Peter Vivian Daniel was prepared for college by private tutors. In 1805 he left the College of New Jersey, which is now Princeton University, and returned to Virginia to study law in the Richmond office of Edmund Randolph, the first attorney general of the United States. Daniel was admitted to the Virginia bar in 1808 and returned to Stafford County. Shortly after returning he entered into a conflict with a Fredericksburg businessman, John Seddon. It is thought a political issue sparked the challenge to a duel. Since dueling was prohibited in Virginia, the Daniel-Seddon duel was fought in Maryland. The duel took place and Daniel wounded Seddon, who later died of his wound shortly after returning to Virginia. Duels were prohibited in Maryland as well, however once the duel was over all parties traveled back across the Potomac to Virginia. No crime had been committed in Virginia and no prosecution could take place in Maryland because the participants could not be extradited in those days.

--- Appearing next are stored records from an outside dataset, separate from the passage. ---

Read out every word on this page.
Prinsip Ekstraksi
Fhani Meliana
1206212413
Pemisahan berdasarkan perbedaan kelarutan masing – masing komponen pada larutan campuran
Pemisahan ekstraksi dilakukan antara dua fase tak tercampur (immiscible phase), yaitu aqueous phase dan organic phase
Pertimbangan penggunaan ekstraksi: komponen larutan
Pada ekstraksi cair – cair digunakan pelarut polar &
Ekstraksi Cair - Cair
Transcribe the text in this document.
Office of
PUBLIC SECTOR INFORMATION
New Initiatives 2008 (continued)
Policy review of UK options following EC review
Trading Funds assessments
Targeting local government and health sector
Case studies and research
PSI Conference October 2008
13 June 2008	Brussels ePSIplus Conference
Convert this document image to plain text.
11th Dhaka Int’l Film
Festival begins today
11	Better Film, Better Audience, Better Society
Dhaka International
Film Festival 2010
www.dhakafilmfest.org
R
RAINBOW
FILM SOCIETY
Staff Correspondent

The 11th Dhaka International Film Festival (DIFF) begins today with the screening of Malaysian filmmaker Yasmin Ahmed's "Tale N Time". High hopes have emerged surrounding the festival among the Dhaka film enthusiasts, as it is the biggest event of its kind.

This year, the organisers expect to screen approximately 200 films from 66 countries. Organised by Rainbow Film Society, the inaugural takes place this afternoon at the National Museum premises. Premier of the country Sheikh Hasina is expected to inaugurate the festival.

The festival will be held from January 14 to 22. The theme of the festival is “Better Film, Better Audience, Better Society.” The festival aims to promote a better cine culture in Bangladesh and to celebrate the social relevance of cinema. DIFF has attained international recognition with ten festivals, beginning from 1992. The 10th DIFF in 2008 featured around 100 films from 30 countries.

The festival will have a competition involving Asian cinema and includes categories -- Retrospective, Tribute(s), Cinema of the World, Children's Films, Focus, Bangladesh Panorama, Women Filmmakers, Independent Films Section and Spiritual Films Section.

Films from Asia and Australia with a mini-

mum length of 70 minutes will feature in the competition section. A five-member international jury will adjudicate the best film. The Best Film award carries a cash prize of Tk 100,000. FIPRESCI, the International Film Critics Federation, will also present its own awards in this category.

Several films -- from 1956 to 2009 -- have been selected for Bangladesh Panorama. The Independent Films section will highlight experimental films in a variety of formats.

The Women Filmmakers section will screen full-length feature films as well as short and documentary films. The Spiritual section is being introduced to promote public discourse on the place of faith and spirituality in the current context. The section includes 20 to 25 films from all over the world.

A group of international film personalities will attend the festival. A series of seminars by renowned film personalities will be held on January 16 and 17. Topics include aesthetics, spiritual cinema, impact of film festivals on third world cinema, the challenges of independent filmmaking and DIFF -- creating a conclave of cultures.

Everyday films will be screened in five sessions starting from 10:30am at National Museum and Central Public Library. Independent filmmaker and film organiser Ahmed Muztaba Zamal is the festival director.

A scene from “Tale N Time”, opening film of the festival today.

In1811 Daniel married Lucy Randolph, the daughter of his mentor. He was elected to the Virginia House of Delegates in 1809. In 1812 he was appointed by the House to serve on the Privy Council, an advisory board to the governor. He remained on the council for twenty-three years even after being elected Lieutenant Governor in 1818.

Daniel was strong supporter of President Andrew Jackson and in 1836 the President appointed him as a judge to the U.S. District Court for Eastern Virginia. In 1841 Daniel was nominated to the Supreme Court by President Martin Van Buren. Because this nomination took place at the end of Van Buren’s term, the Whigs in congress tried to block the Democratic appointment. President-elect William Henry Harrison wanted to choose the new justice. Daniel’s confirmation by the Senate went through on March 3, 1842, in the last moments of the Van Buren administration.

Throughout his years on the Supreme Court, Daniel maintained a commitment to Jeffersonian government, which valued an agricultural economy and a limited role for government. He adopted a Jacksonian variation which included hostility to banks, corporations and the federal government. A strong believer in states’ rights, he supported the right of states to maintain the institution of slavery. He sided with the majority on the Dred Scott decision which ruled that African Americans who had been freed since the enactment of the constitution could never be citizens.

Peter Vivian Daniel died May 30, 1860 in Richmond, Virginia. He was preceded in death by his first wife Lucy Nelson Randolph who died in November 1847. His second wife Elizabeth Harris and five children survived him. He was buried at Hollywood Cemetery in Richmond.